TL;DR: It is proved that a Feistel network with a super-logarithmic number of rounds, each instantiated with a leakage-resilient PRF, is a leakage resilient PRP, and generic side-channel attacks against Feistels are proposed.

Abstract: A cryptographic primitive is leakage-resilient, if it remains secure even if an adversary can learn a bounded amount of arbitrary information about the computation with every invocation. As a consequence, the physical implementation of a leakage-resilient primitive is secure against every side-channel as long as the amount of information leaked per invocation is bounded.
In this paper we prove positive and negative results about the feasibility of constructing leakage-resilient pseudorandom functions and permutations (i.e. block-ciphers).
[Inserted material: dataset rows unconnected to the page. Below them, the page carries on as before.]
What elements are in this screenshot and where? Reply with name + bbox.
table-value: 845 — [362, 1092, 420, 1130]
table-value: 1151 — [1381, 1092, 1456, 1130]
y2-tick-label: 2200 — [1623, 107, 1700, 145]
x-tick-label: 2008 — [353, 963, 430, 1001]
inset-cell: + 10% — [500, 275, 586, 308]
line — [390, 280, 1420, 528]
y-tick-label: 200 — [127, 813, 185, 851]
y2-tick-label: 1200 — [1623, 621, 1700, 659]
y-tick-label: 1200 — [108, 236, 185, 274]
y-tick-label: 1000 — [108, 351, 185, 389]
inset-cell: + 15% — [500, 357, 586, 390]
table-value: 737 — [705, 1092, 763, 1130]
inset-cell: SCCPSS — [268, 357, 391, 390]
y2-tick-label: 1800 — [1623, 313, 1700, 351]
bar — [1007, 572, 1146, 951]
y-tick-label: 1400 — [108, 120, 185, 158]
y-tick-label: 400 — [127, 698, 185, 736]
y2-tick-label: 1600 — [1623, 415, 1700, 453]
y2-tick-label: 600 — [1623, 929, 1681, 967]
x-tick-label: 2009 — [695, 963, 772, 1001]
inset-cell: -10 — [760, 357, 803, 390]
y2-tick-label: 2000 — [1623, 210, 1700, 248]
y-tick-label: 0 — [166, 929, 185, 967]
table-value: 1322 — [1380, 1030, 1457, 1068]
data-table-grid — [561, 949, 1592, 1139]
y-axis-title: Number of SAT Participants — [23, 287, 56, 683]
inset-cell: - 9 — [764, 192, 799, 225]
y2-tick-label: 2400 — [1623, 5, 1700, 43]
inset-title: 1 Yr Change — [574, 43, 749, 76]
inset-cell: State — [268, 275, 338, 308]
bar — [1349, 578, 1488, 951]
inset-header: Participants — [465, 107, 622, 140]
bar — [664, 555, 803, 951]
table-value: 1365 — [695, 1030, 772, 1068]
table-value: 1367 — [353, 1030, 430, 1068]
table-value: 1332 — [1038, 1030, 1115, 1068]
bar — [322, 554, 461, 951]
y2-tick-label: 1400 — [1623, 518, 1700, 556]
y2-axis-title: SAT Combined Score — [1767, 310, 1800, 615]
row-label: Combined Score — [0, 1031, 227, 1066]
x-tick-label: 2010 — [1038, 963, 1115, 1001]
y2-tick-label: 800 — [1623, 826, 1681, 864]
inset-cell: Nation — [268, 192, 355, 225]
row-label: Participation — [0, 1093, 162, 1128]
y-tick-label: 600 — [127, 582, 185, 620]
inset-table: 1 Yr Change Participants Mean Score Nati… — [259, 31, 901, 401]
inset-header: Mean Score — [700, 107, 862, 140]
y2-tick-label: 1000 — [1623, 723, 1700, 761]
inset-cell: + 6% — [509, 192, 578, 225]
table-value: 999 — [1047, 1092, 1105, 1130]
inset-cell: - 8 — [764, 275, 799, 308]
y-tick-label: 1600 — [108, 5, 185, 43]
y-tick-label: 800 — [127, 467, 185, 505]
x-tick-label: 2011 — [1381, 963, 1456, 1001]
Our results are three fold: 1. We construct (from any standard PRF) a PRF which satisfies a relaxed notion of leakage-resilience where (1) the leakage function is fixed (and not adaptively chosen with each query.) and (2) the computation is split into several steps which leak individually (a "step" will be the invocation of the underlying PRF.) 2. We prove that a Feistel network with a super-logarithmic number of rounds, each instantiated with a leakage-resilient PRF, is a leakage resilient PRP. This reduction also holds for the non-adaptive notion just discussed, we thus get a block-cipher which is leakage-resilient (against non-adaptive leakage). 3. We propose generic side-channel attacks against Feistel networks. The attacks are generic in the sense that they work for any round functions (e.g. uniformly random functions) and only require some simple leakage from the inputs to the round functions. For example we show how to invert an r round Feistel network over 2n bits making 4ċ(n+1)r-2 forward queries, if with each query we are also given as leakage the Hamming weight of the inputs to the r round functions. This complements the result from the previous item showing that a super-constant number of rounds is necessary.